By Harry Targ
Professor, Purdue University
I confess. I have been a supporter of the presidential candidacy of John Edwards (particularly since Dennis Kucinich was made to disappear). I think his clear populist stance, his anti-corporate agenda, and his critique of the centrist Democratic Leadership Council represent an advance over the ambiguous and limited centrist politics of Hillary Clinton and Barak Obama and the way John McCain will reframe himself if he is the Republican Party nominee.
A cursory examination of media framing of national political life over the last thirty years would suggest that populist candidates, who verbalize even modest condemnations of corporate power, face public marginalization. It happened to Howard Dean and Dennis Kucinich and it is happening to John Edwards. Corporate media vigorously oppose any political forces at home or abroad who are anti-corporate and who embrace a grassroots approach to policymaking. “The people” are not and cannot be seen as capable of shaping their own political destinies. In the end, it is the corporate elite who must rule.

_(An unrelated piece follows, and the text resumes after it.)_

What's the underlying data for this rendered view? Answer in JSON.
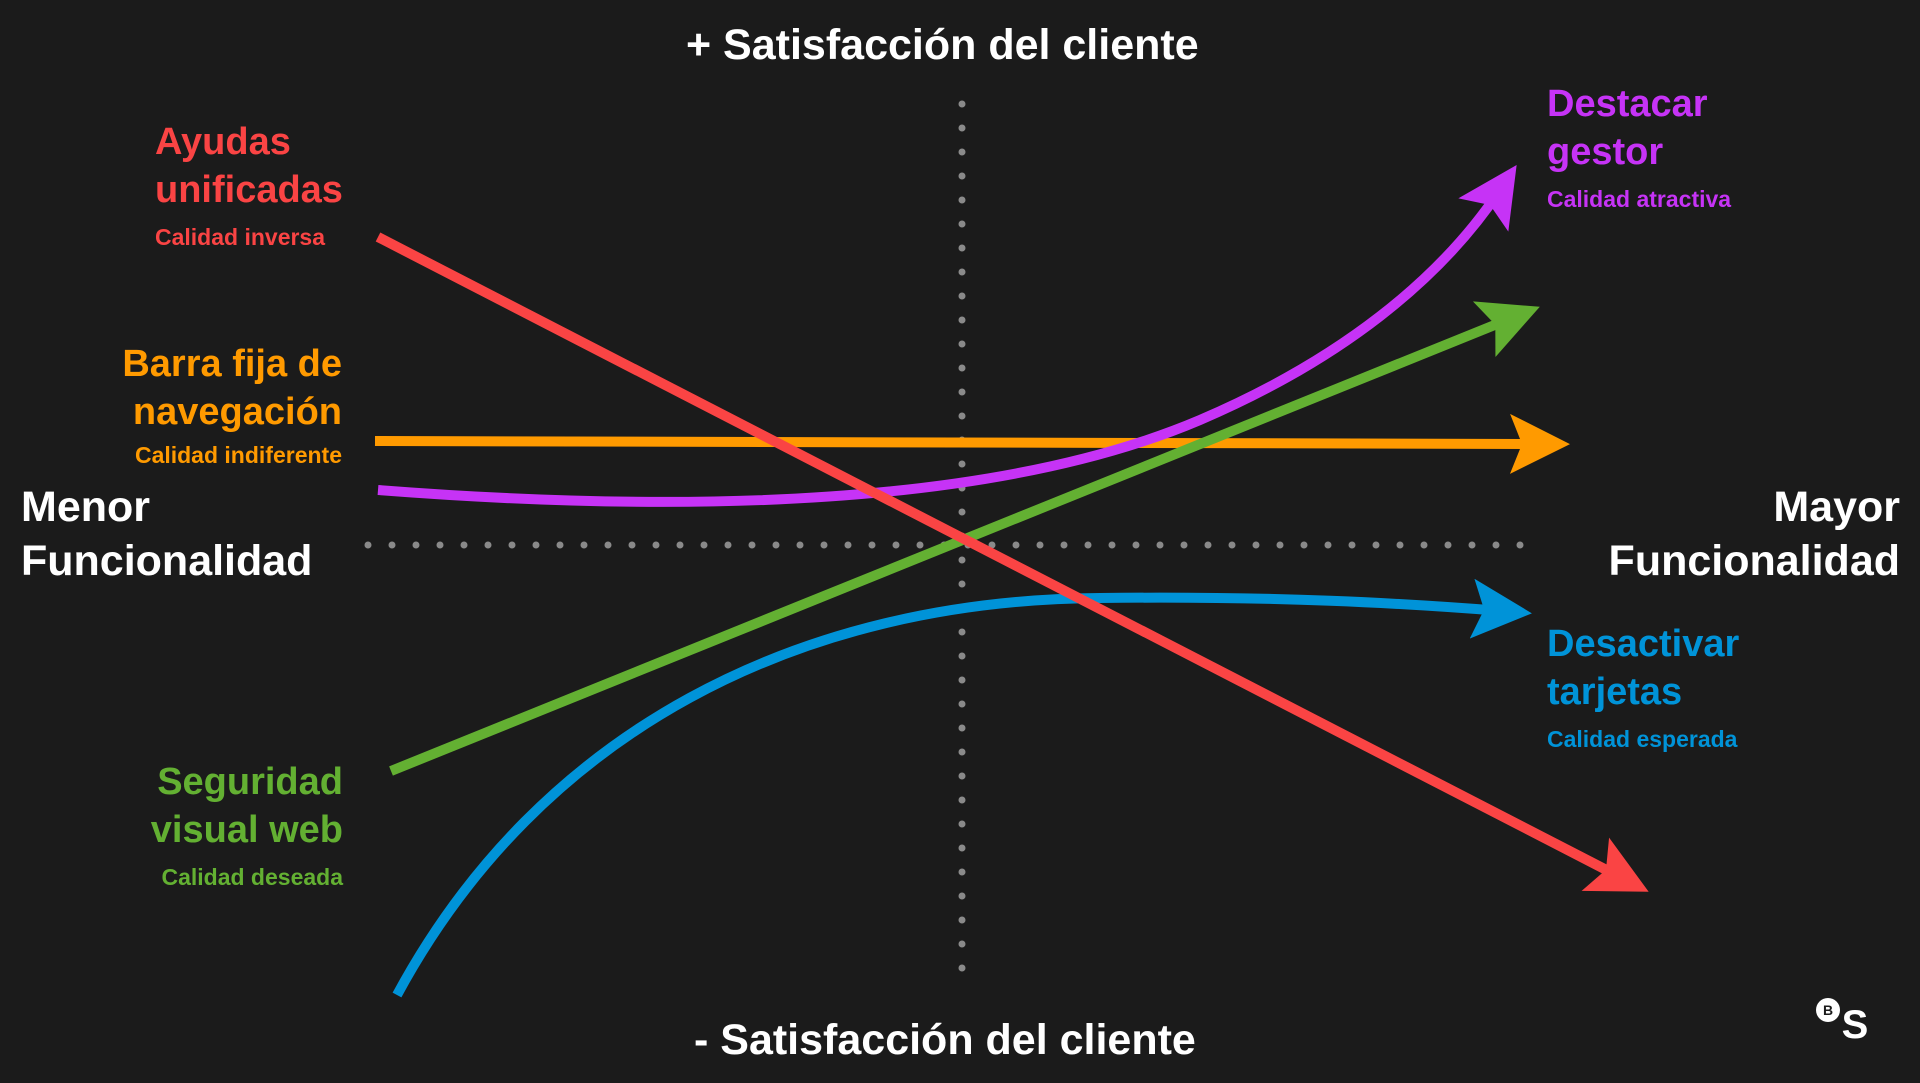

Having admitted my political “biases,” I have some thoughts about the potential political significance of the Democratic Party primary election in South Carolina. First, the campaign tactics of candidate Clinton and particularly former President Clinton should finally put to rest the popular view that they are crusaders against racism in American life. President Clinton did everything he could to remind voters that Barak Obama was after all an African American and that this election was occurring in South Carolina. In a totally irrelevant response to a reporter’s question after the results were announced President Clinton reminded the reporter and the audience that Jesse Jackson carried South Carolina in the 1980s; i.e. the outcome on Saturday will not count and it will not count because Obama, like Jackson, is an African American.